BISMARCK – North Dakota farmers and truck drivers are feeling the pinch of low diesel supplies and high prices. The shortages have sent prices soaring. Diesel hit a record-high in Grand Forks over the weekend at about $3.42 per gallon. “It’s killing me right now,” said Mike Kyle, who runs a small trucking business out of Langdon. “It’s impossible (to make ends meet). I’m going broke.”
State Agriculture Commissioner Roger Johnson said he is getting telephone calls from farmers who are having problems finding diesel for harvest. He said most of the calls are from eastern North Dakota, where there are more corn, sunflower and soybeans crops, but “I think (the shortage) is pretty widespread.”
“A lot of that normal supply network has been dependent on some of these ... as many as eight different refineries that were down at the same time,” Johnson said.
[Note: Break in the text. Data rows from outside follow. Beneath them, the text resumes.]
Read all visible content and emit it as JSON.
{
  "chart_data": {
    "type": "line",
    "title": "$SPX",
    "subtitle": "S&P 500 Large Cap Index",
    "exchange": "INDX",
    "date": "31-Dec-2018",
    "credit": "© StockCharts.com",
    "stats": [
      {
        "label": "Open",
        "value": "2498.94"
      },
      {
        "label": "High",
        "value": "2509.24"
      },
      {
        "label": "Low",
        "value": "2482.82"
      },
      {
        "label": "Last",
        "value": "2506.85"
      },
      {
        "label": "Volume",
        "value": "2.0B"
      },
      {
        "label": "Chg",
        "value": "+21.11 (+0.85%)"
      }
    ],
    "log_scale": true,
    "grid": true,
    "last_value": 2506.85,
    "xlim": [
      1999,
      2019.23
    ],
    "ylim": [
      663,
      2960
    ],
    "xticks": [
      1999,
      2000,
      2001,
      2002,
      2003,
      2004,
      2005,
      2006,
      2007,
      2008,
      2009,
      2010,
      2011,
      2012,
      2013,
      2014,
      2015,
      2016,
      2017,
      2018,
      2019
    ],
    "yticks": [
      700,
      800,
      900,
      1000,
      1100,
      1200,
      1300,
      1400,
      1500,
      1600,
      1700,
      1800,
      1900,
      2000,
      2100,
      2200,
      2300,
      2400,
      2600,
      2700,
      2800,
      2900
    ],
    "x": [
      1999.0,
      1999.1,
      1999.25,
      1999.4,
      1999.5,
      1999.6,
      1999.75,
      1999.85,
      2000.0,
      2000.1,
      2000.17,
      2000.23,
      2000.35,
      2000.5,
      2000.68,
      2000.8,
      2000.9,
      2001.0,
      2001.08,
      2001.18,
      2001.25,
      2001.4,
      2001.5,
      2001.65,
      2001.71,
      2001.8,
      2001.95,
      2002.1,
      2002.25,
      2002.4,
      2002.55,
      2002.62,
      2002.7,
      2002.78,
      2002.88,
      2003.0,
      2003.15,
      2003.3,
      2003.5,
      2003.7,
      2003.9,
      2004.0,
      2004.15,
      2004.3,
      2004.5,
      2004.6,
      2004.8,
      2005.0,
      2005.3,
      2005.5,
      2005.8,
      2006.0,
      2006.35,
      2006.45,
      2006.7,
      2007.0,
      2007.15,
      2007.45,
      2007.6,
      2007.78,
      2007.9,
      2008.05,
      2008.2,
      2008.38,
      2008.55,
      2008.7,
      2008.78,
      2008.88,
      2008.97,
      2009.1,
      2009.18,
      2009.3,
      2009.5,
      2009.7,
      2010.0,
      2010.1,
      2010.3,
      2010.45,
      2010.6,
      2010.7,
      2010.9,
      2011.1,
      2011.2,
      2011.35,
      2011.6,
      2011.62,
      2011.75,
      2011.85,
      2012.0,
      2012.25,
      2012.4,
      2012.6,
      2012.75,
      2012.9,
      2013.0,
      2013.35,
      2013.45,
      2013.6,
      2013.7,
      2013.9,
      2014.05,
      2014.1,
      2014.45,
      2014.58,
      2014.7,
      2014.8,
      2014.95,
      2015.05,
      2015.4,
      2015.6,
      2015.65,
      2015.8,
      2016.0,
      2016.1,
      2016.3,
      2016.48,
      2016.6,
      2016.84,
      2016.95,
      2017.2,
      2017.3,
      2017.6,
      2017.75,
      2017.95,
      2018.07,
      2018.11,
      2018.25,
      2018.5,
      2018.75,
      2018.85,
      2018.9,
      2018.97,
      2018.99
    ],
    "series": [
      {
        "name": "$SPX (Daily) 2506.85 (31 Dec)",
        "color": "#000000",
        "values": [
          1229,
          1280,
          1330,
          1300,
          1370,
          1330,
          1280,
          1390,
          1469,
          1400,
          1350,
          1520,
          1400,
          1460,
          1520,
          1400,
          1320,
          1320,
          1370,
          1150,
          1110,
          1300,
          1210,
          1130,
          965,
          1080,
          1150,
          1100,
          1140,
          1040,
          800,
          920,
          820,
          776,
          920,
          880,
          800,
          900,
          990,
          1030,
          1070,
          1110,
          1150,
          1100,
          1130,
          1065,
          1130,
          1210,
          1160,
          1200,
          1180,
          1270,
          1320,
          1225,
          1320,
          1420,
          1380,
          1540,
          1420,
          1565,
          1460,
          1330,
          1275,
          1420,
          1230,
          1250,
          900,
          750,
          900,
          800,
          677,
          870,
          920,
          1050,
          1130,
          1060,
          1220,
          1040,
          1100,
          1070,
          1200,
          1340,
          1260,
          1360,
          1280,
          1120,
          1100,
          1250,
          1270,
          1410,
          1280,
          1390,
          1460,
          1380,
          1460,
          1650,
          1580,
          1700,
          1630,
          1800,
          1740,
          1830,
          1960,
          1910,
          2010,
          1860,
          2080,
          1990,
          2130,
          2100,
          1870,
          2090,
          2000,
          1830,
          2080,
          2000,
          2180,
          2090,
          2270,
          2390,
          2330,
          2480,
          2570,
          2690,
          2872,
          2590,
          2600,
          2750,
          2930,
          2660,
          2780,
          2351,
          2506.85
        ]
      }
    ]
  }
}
Mike Rud, director of the North Dakota Petroleum Marketers Association, said the diesel fuel shortage is so critical that suppliers have started rationing fuel. The problem is more acute in the eastern part of the state, he said. A national price spike in diesel fuel has been driven mostly by supply and demand, said Gene LaDoucer, a AAA spokesman for North Dakota. Demand for diesel has increased dramatically at a time when refineries are not producing as much diesel as they work overtime to rebuild the country’s gasoline reserves, he said.